What concerns me more is the fact that Marcussen plays fast and loose with the Scriptures. He leaps from one location to another without considering the context of any of the texts he is using. He also makes doctrine rest on Revelation, Ezekiel, and Daniel without considering the fact that all those books were among those disputed in their acceptance as canonical writings and which theologians throughout history have considered dangerous as the "sedes doctrinae" - the "seat of doctrine" upon which one would place the foundation for interpretation of other passages. These texts are best interpreted in light of the books which were more universally accepted as canonical.

A final concern is that Marcussen asserts that he keeps the entire Law of God and therefore receives God's blessing. This flies in the face of any responsible interpretation of Romans, Galatians, or James, in which we see that not only do we all fail to keep God's Law but if we bind ourselves to the Law of God to receive God's favor we become liable to keep it all perfectly. We have departed from grace.

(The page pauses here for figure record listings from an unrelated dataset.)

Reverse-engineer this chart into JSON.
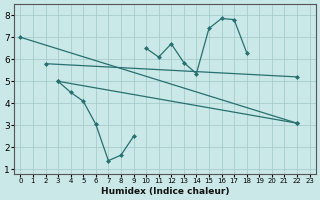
{
  "background_color": "#cbe8e8",
  "grid_color": "#b0d0d0",
  "line_color": "#267070",
  "xlabel": "Humidex (Indice chaleur)",
  "xlim": [
    -0.5,
    23.5
  ],
  "ylim": [
    0.8,
    8.5
  ],
  "xticks": [
    0,
    1,
    2,
    3,
    4,
    5,
    6,
    7,
    8,
    9,
    10,
    11,
    12,
    13,
    14,
    15,
    16,
    17,
    18,
    19,
    20,
    21,
    22,
    23
  ],
  "yticks": [
    1,
    2,
    3,
    4,
    5,
    6,
    7,
    8
  ],
  "lines": [
    {
      "x": [
        0,
        22
      ],
      "y": [
        7.0,
        3.1
      ],
      "markers": true
    },
    {
      "x": [
        2,
        22
      ],
      "y": [
        5.8,
        5.2
      ],
      "markers": true
    },
    {
      "x": [
        3,
        22
      ],
      "y": [
        5.0,
        3.1
      ],
      "markers": true
    },
    {
      "x": [
        10,
        11,
        12,
        13,
        14,
        15,
        16,
        17,
        18
      ],
      "y": [
        6.5,
        6.1,
        6.7,
        5.85,
        5.35,
        7.4,
        7.85,
        7.8,
        6.3
      ],
      "markers": true
    },
    {
      "x": [
        3,
        4,
        5,
        6,
        7,
        8,
        9
      ],
      "y": [
        5.0,
        4.5,
        4.1,
        3.05,
        1.4,
        1.65,
        2.5
      ],
      "markers": true
    }
  ]
}
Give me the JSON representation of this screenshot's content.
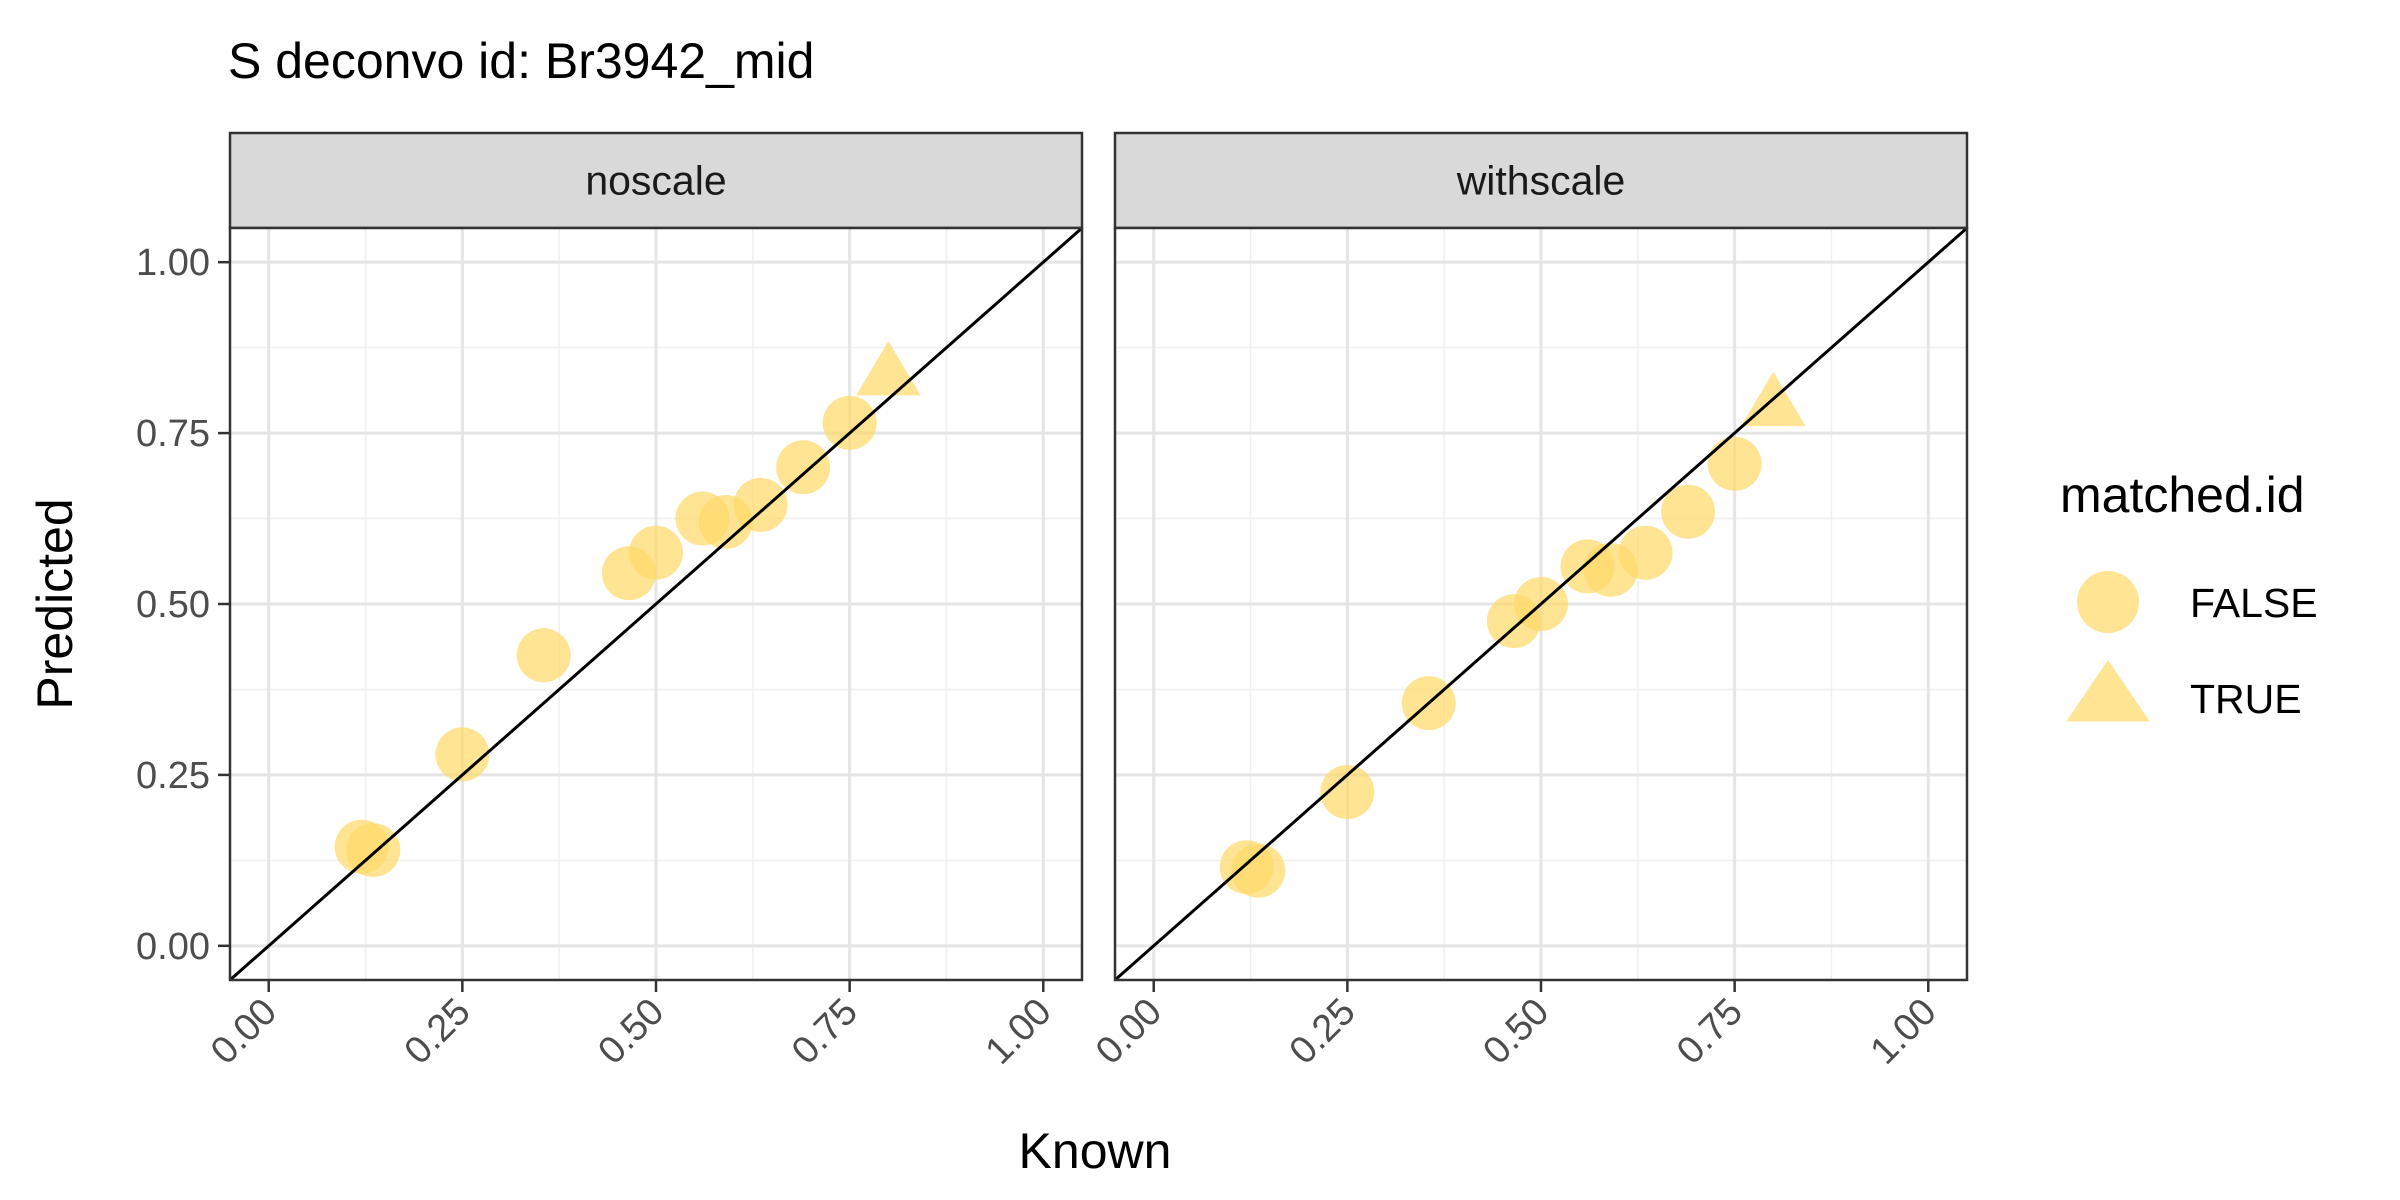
{
  "chart_data": {
    "type": "scatter",
    "title": "S deconvo id: Br3942_mid",
    "xlabel": "Known",
    "ylabel": "Predicted",
    "xlim": [
      -0.05,
      1.05
    ],
    "ylim": [
      -0.05,
      1.05
    ],
    "x_ticks": [
      "0.00",
      "0.25",
      "0.50",
      "0.75",
      "1.00"
    ],
    "y_ticks": [
      "0.00",
      "0.25",
      "0.50",
      "0.75",
      "1.00"
    ],
    "grid": true,
    "reference_line": "identity (y = x)",
    "point_color": "#FFD966",
    "legend": {
      "title": "matched.id",
      "placement": "right",
      "entries": [
        {
          "label": "FALSE",
          "shape": "circle"
        },
        {
          "label": "TRUE",
          "shape": "triangle"
        }
      ]
    },
    "facets": [
      {
        "label": "noscale",
        "points": [
          {
            "x": 0.12,
            "y": 0.145,
            "matched": "FALSE"
          },
          {
            "x": 0.135,
            "y": 0.14,
            "matched": "FALSE"
          },
          {
            "x": 0.25,
            "y": 0.28,
            "matched": "FALSE"
          },
          {
            "x": 0.355,
            "y": 0.425,
            "matched": "FALSE"
          },
          {
            "x": 0.465,
            "y": 0.545,
            "matched": "FALSE"
          },
          {
            "x": 0.5,
            "y": 0.575,
            "matched": "FALSE"
          },
          {
            "x": 0.56,
            "y": 0.625,
            "matched": "FALSE"
          },
          {
            "x": 0.59,
            "y": 0.62,
            "matched": "FALSE"
          },
          {
            "x": 0.635,
            "y": 0.645,
            "matched": "FALSE"
          },
          {
            "x": 0.69,
            "y": 0.7,
            "matched": "FALSE"
          },
          {
            "x": 0.75,
            "y": 0.765,
            "matched": "FALSE"
          },
          {
            "x": 0.8,
            "y": 0.835,
            "matched": "TRUE"
          }
        ]
      },
      {
        "label": "withscale",
        "points": [
          {
            "x": 0.12,
            "y": 0.115,
            "matched": "FALSE"
          },
          {
            "x": 0.135,
            "y": 0.11,
            "matched": "FALSE"
          },
          {
            "x": 0.25,
            "y": 0.225,
            "matched": "FALSE"
          },
          {
            "x": 0.355,
            "y": 0.355,
            "matched": "FALSE"
          },
          {
            "x": 0.465,
            "y": 0.475,
            "matched": "FALSE"
          },
          {
            "x": 0.5,
            "y": 0.5,
            "matched": "FALSE"
          },
          {
            "x": 0.56,
            "y": 0.555,
            "matched": "FALSE"
          },
          {
            "x": 0.59,
            "y": 0.55,
            "matched": "FALSE"
          },
          {
            "x": 0.635,
            "y": 0.575,
            "matched": "FALSE"
          },
          {
            "x": 0.69,
            "y": 0.635,
            "matched": "FALSE"
          },
          {
            "x": 0.75,
            "y": 0.705,
            "matched": "FALSE"
          },
          {
            "x": 0.8,
            "y": 0.79,
            "matched": "TRUE"
          }
        ]
      }
    ]
  }
}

Marcussen's arguments are scattered, logically unsound, and do not show any regard for the whole message of Scripture, that Christ crucified for sinners is our only hope in this life and in eternity. Jesus' forgiving love is applied to us through Word and Sacraments, enabling us to be saved by grace, through faith, not by any works of our own. Teachers who suggest otherwise are dangerous. May the Lord call them to repentance so they can see the mercy of God as well.